The behaviour of fans at games does still bother me, because I think that it brings out the worst in people, and I have major doubts about whether encouraging mob aggression is really a good thing. (I'm not particularly impressed by the players either, but there are fewer of them, and I have lower expectations there anyway.) I see young children being taken along, and basically being raised in an environment where hurling abuse is not just tolerated but actively encouraged, which means that the cycle will perpetuate. I was brought up to value good sportsmanship (by my teachers at boarding school), and that's stayed with me, so it seems reasonable that the converse would also apply. (I'm planning to elaborate more on this idea in another blog entry.)

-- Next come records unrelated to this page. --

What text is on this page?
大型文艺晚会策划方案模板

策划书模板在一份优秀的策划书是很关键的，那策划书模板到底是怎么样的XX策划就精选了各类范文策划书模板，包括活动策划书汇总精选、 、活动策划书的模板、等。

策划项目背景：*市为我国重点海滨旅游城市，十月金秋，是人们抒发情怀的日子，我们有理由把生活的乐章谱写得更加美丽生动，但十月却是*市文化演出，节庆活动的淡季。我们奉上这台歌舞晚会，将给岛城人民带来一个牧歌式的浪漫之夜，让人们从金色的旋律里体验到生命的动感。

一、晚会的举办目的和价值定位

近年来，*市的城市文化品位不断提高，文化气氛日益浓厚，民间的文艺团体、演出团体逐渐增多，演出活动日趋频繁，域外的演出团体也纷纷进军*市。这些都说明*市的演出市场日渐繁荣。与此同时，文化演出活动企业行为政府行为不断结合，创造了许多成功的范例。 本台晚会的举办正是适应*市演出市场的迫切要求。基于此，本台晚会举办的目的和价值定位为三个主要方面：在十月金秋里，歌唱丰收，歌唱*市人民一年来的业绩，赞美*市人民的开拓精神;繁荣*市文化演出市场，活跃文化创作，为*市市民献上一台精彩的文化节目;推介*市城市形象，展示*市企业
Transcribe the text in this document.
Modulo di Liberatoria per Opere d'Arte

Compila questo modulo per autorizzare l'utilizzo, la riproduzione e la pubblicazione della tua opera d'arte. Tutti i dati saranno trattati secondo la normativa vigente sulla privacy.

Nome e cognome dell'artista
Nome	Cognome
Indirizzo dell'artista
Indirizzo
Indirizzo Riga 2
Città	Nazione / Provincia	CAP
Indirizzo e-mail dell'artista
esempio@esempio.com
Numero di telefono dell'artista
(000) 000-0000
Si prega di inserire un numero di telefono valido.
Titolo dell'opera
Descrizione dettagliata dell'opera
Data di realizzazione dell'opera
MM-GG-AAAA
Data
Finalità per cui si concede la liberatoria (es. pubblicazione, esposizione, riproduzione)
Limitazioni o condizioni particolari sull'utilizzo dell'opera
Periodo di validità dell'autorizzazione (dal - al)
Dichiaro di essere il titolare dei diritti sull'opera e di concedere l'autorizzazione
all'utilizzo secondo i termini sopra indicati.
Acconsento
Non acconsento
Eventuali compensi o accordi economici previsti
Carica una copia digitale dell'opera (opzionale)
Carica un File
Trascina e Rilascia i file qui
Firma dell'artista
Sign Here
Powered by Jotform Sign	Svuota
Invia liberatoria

However, I've also found that counter-examples are the best response to prejudice (i.e. I can't say "Everyone in group X is bad" if I know someone in that group who's good), and in this case I think back to one of the college staff from Aidans; I won't name him here, for privacy reasons, but any of my Durham friends will know who I'm talking about. He was (and probably still is) a keen Newcastle United supporter, and often wore a replica football shirt when he was on duty. I don't know how he behaved at matches, but he was a good guy who did a lot to help me, so I can't just write off all supporters as a bunch of yobs. I was also heartened by reading Dom's text piece at MegaTokyo earlier this week (scroll down to the bottom of that page) - that implies that the people who behave badly at games can actually have redeeming features when they're elsewhere. I've committed to doing one more football duty (this coming Tuesday) but after that I think I'll take a break from them for a while; I certainly do my share of hours, and I'll do other duties, so I'll try not to feel guilty about shirking.

On a lighter note, I've been discovering the pitfalls of having a common name. When I was on duty at the duathlon last weekend, there were two Marks and two Johns on the same station. On Tuesday, there were three of each (in the stadium as a whole), and I was paired off with another John at my station. Other people in the division have been muttering about thinking up nicknames for us, to reduce the confusion...

Meanwhile, following gaspodog's suggestion from a while back, I'm now a member of the Royal Institution (the people who do the Christmas science lectures on BBC2). Admittedly, one shallow motivation was that I get to add extra letters to the alphabet soup after my name - my current score is "John C. Kirk, BSc (Hons) (Dunelm) MSc MBCS MIAP MRI". But I did enjoy the Christmas lectures that I saw a few years ago (Susan Greenfield's about the human brain), and I now get cheap/free entry to their events, so it's a bit like being able to go to university lectures again. I just need to squeeze them into my non-existent free time, and clear my magazine backlog, then I can take out a subscription to "New Scientist"... Anyway, I'm mainly mentioning this here because they have "Friday Evening Discourses", which are black tie events that are only open to members and guests, not the general public. So, if you'd like to go to one, give me a yell; I'm not planning to attend all of them, but it doesn't hurt to ask. In particular, I think that the code breaking one on 28th October looks quite interesting.

Oh, and finally some free advice to people in the Croydon area - avoid "Samo's Pizza". They do good food, but their delivery service is terrible.